Potential investors should inform themselves of, and comply with, any applicable laws, regulations or regulatory guidance with respect to any resale of the Securities (or any beneficial interests therein), including the Regulations.

The Company and some or all of the Managers are required to comply with the Regulations. By purchasing, or making or accepting an offer to purchase (including by an indication of interest), any Securities (or a beneficial interest in such Securities) from the Company and/or the Managers, each prospective investor represents, warrants, agrees with and undertakes to the Company and its affiliates and each of the Managers and their affiliates that:

(1)           it is not a retail investor in the EEA;

(2)           it will not (A) sell, offer or recommend the Securities (or any beneficial interest therein) or otherwise make them available to retail investors in the EEA or (B) communicate (including the distribution of the Prospectus or the Prospectus Supplement) or approve an invitation or inducement to participate in, acquire or underwrite the Securities (or any beneficial interests therein) where that invitation or inducement is addressed to or disseminated in such a way that it is likely to be received by a retail investor in the EEA; and

(3)           it will at all times comply with all applicable laws, regulations and regulatory guidance (whether inside or outside the EEA) relating to the promotion, offering, distribution and/or sale of the Securities (or any beneficial interests therein), including (without limitation) any such applicable laws, regulations and regulatory guidance relating to determining the appropriateness and/or suitability of an investment in the Securities (or any beneficial interests therein) by investors in any relevant jurisdiction, having regard to the target market assessment for the Securities.

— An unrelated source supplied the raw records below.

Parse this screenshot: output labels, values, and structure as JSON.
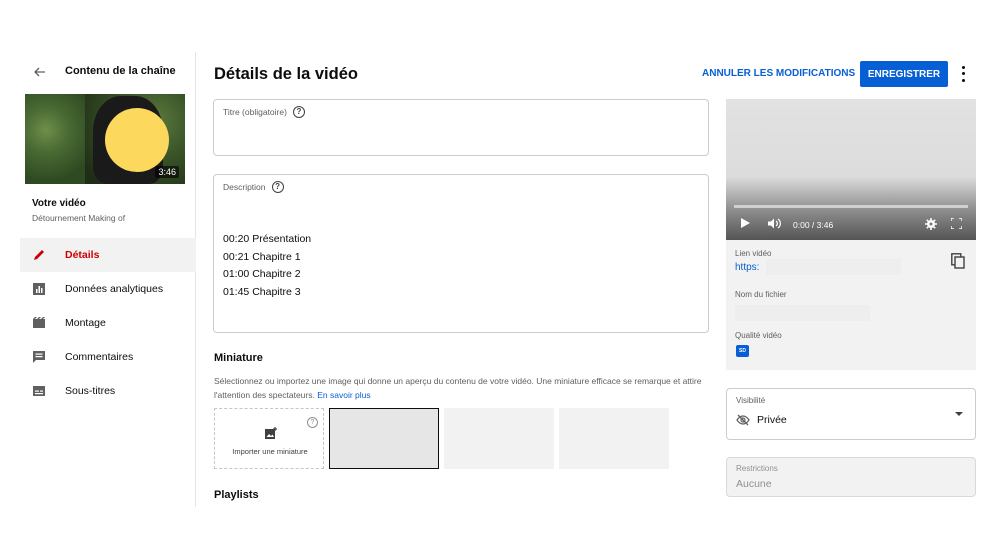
{
  "sidebar": {
    "back_label": "Contenu de la chaîne",
    "thumbnail_duration": "3:46",
    "video_heading": "Votre vidéo",
    "video_name": "Détournement Making of",
    "items": [
      {
        "label": "Détails",
        "icon": "pencil-icon",
        "active": true
      },
      {
        "label": "Données analytiques",
        "icon": "analytics-icon"
      },
      {
        "label": "Montage",
        "icon": "clapper-icon"
      },
      {
        "label": "Commentaires",
        "icon": "comment-icon"
      },
      {
        "label": "Sous-titres",
        "icon": "subtitles-icon"
      }
    ]
  },
  "header": {
    "title": "Détails de la vidéo",
    "cancel_label": "ANNULER LES MODIFICATIONS",
    "save_label": "ENREGISTRER"
  },
  "form": {
    "title_label": "Titre (obligatoire)",
    "title_value": "",
    "description_label": "Description",
    "description_lines": [
      "00:20 Présentation",
      "00:21 Chapitre 1",
      "01:00 Chapitre 2",
      "01:45 Chapitre 3"
    ]
  },
  "thumbnail": {
    "heading": "Miniature",
    "description": "Sélectionnez ou importez une image qui donne un aperçu du contenu de votre vidéo. Une miniature efficace se remarque et attire l'attention des spectateurs.",
    "learn_more": "En savoir plus",
    "upload_label": "Importer une miniature"
  },
  "playlists": {
    "heading": "Playlists"
  },
  "preview": {
    "time": "0:00 / 3:46",
    "link_label": "Lien vidéo",
    "link_value": "https:",
    "filename_label": "Nom du fichier",
    "quality_label": "Qualité vidéo",
    "quality_badge": "SD"
  },
  "visibility": {
    "label": "Visibilité",
    "value": "Privée"
  },
  "restrictions": {
    "label": "Restrictions",
    "value": "Aucune"
  },
  "colors": {
    "accent": "#065fd4",
    "active_nav": "#cc0000",
    "thumbnail_face": "#fcd85d"
  }
}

For these purposes, a "retail investor" means a person who is one (or more) of: (i) a retail client as defined in point (11) of Article 4(1) of MiFID II; or (ii) a customer within the meaning of Directive 2002/92/EC (as amended, the "IMD"), where that customer would not qualify as a professional client as defined in point (10) of Article 4(1) of MiFID II.

Where acting as agent on behalf of a disclosed or undisclosed client when purchasing, or making or accepting an offer to purchase, any Securities (or any beneficial interests therein) from the Company and/or the Managers the foregoing representations, warranties, agreements and undertakings will be given by and be binding upon both the agent and its underlying client. For the avoidance of doubt, the restrictions described above do not affect the distribution of the Securities in jurisdictions outside the EEA, such as the US, provided that any distribution into the EEA complies with the PI Rules.

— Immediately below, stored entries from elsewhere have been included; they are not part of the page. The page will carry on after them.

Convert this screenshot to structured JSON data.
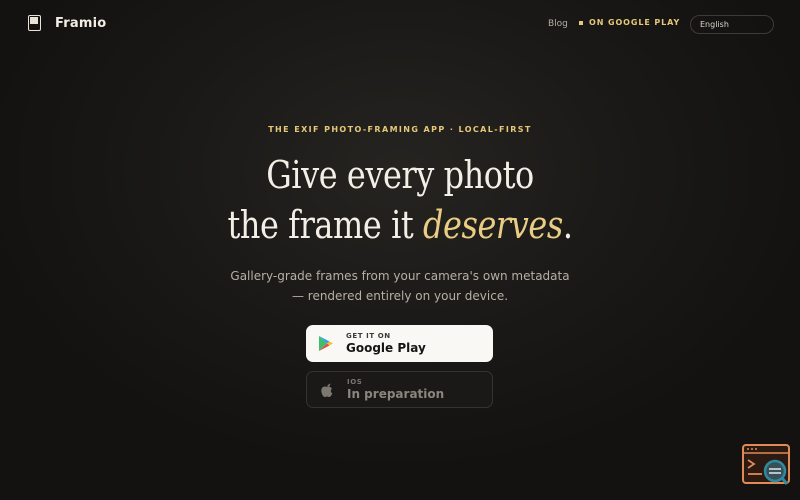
{
  "brand": {
    "name": "Framio"
  },
  "nav": {
    "blog": "Blog",
    "google_play": "ON GOOGLE PLAY",
    "language": "English"
  },
  "hero": {
    "eyebrow": "THE EXIF PHOTO-FRAMING APP · LOCAL-FIRST",
    "title_line1": "Give every photo",
    "title_line2_prefix": "the frame it ",
    "title_accent": "deserves",
    "title_end": ".",
    "subtitle_line1": "Gallery-grade frames from your camera's own metadata",
    "subtitle_line2": "— rendered entirely on your device."
  },
  "cta": {
    "play_small": "GET IT ON",
    "play_big": "Google Play",
    "ios_small": "IOS",
    "ios_big": "In preparation"
  },
  "colors": {
    "background": "#141312",
    "accent_gold": "#e6c879",
    "text_primary": "#f3efe6",
    "text_muted": "#b6afa4",
    "widget_orange": "#e08a55"
  },
  "icons": {
    "logo": "photo-frame-icon",
    "play": "google-play-icon",
    "ios": "apple-icon",
    "widget": "terminal-search-icon"
  }
}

The Securities are not intended to be offered, sold or otherwise made available to and should not be offered, sold or otherwise made available to any retail investor in the EEA. For these purposes, a retail investor means a person who is one (or more) of: (i) a retail client as defined in point (11) of Article 4(1) of MiFID II; or (ii) a customer within the meaning of the IMD, where that customer would not qualify as a professional client as defined in point (10) of Article 4(1) of MiFID II. Consequently, no key information document required by the PRIIPs Regulation for offering or selling the Securities or otherwise making them available to retail investors in the EEA has been prepared and therefore offering or selling the Securities or otherwise making them available to any retail investor in the EEA may be unlawful under the PRIIPs Regulation. The expression "Prospectus Directive" means Directive 2003/71/EC (and amendments thereto, including Directive 2010/73/EU), and includes any relevant implementing measure in any Member State.

Note to editors:

HSBC Holdings plc

HSBC Holdings plc, the parent company of the HSBC Group, is headquartered in London. The Group serves customers worldwide from around 3,800 offices in 66 countries and territories in Europe, Asia, North and Latin America, and Middle East and North Africa. With assets of US$2,607bn at 30 June 2018, HSBC is one of the world's largest banking and financial services organisations.